京都市中京区。人通りの多い街角に、ひときわ瀟洒な建物が佇んでいる。「アンビアンス・リフォームサロン」。マンションやビルが建ち並ぶ中で、ある種異質な空気をまとっている。
無垢の玄関ドアを開けて中に入ると、見たこともないキッチンとともに堂脇社長が歓迎してくれた。何でも造作家具と左官技術の粋を集めて作られたオリジナルキッチンとのこと。製作過程の写真集に見入っていると、役員で奥様のめぐみさんがこれまたおしゃれで訊いたことのない名の飲み物を出してくださった。ここは現実世界と隔絶された異空間だ。
はたと任務を思い出した我々取材陣は、アンビアンス・マジックの深みに取り込まれまいとインタビューに取り掛かることにした。
【聞き手】 まずアンビアンスさんの事業内容について教えてください。
【堂脇社長】 簡単に言うと、マンション専門のリフォーム会社です。 マンションを一番得意としています。
しかし今年7月にロゴやホームページを変えたのをきっかけに、「マンションリフォーム専門」という冠(かんむり)は取りました。というのは「物作りの会社」から「愛しくなる住まいや暮らしを提供する会社」に移行しようとしていて、ブランディングを今やっているところです。
【聞き手】 それもマンションが対象ですか。
【堂脇社長】 今も得意なところはマンションですし、中京区にいる以上はマンションのオファーは圧倒的に多いです。だからマンションをベースに、対象を一戸建てまで広げようとしています。
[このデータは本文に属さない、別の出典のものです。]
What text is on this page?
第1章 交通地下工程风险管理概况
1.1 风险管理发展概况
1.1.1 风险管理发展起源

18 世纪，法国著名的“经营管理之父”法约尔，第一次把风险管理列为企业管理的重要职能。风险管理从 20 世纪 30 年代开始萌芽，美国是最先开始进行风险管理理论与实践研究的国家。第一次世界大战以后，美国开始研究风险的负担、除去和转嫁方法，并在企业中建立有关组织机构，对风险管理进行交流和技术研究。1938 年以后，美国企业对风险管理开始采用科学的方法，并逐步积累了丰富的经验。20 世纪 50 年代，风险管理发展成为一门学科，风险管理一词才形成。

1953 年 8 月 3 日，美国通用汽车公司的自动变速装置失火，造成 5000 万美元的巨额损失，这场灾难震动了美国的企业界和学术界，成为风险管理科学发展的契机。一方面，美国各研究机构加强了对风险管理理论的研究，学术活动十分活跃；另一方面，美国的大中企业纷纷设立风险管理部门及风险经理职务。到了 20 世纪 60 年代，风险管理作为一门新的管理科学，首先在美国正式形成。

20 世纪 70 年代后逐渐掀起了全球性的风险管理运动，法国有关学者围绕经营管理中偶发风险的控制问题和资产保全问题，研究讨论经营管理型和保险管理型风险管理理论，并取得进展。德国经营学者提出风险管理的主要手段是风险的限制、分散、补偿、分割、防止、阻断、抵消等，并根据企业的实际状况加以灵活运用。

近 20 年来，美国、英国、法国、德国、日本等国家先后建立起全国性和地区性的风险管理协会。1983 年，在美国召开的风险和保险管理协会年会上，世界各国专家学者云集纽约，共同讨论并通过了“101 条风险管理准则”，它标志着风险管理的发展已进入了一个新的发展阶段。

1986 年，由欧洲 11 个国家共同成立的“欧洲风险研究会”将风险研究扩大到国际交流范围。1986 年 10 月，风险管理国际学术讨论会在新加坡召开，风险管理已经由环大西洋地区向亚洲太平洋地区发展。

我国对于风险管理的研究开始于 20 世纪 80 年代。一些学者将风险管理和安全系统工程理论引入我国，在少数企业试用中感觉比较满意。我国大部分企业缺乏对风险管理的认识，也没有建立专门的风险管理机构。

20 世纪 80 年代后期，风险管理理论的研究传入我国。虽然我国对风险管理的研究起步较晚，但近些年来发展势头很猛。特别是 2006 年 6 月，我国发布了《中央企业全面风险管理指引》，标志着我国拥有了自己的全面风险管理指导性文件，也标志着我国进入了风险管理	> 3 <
【聞き手】 私、京都のことがよくわからないので教えていただきたいんですけど、戸建てじゃなくてマンションを専門にされているというのはなぜでしょうか。
【堂脇社長】 中京区って言ったらもうマンションでして、今ここで大体75万世帯ぐらいあると思うんです。少し前の数字なので今は変わっているかもしれませんが。
ちょっと京都らしいのは、関東とか府外の人が別荘としてマンションを持っているんです。だから税金を取ろうかって話も今出ているんですよ。いわゆるリゾート税のような。
【聞き手】 なるほど~。
【堂脇社長】 熱海なんかも同じで、人は住んでいないけど所有しているっていう、そういう人がかなりいます。何部屋も持っている方もいますし。
【聞き手】 ほお~。それではマンション専門で歩んでこられた経緯を教えて下さい。
【堂脇社長】 これはたまたまなんですよ。今、創業33年なんですが、最初は店舗とか一軒家とか選ばずにリフォームをしていたんですが、そんな中でマンションの管理会社さんと知り合う機会があったんです。「堂脇さんの会社ってマンションはやらへんのか」って声をかけてもらいました。僕がデザインが得意だというのを知っておられて、エントランスのデザインを考えてくれと。「管理組合さんがもうちょっとおしゃれにしたいって言ってるから」みたいな話でした。そこがマンションと関わるスタートです。だから最初はマンションの専有部分ではなく、共用部分の大規模工事をやっていたんですよ。
で、あるとき管理会社さんから「室内(専有部分)のこともやってくれへんか」と言われて室内をやり出したんです。それをやっていく中で「やっぱりエンドユーザーと繋がった方がいいな」と思い出しました。それは管理会社を介して専有部分のリフォームをやると、手数料が必要だったり、こちらの自由にならなかったり、お客様からダイレクトに話も聞けなかったりするので、それは良くないと感じて、管理会社さんと付き合いながらエンドユーザーを増やしていきました。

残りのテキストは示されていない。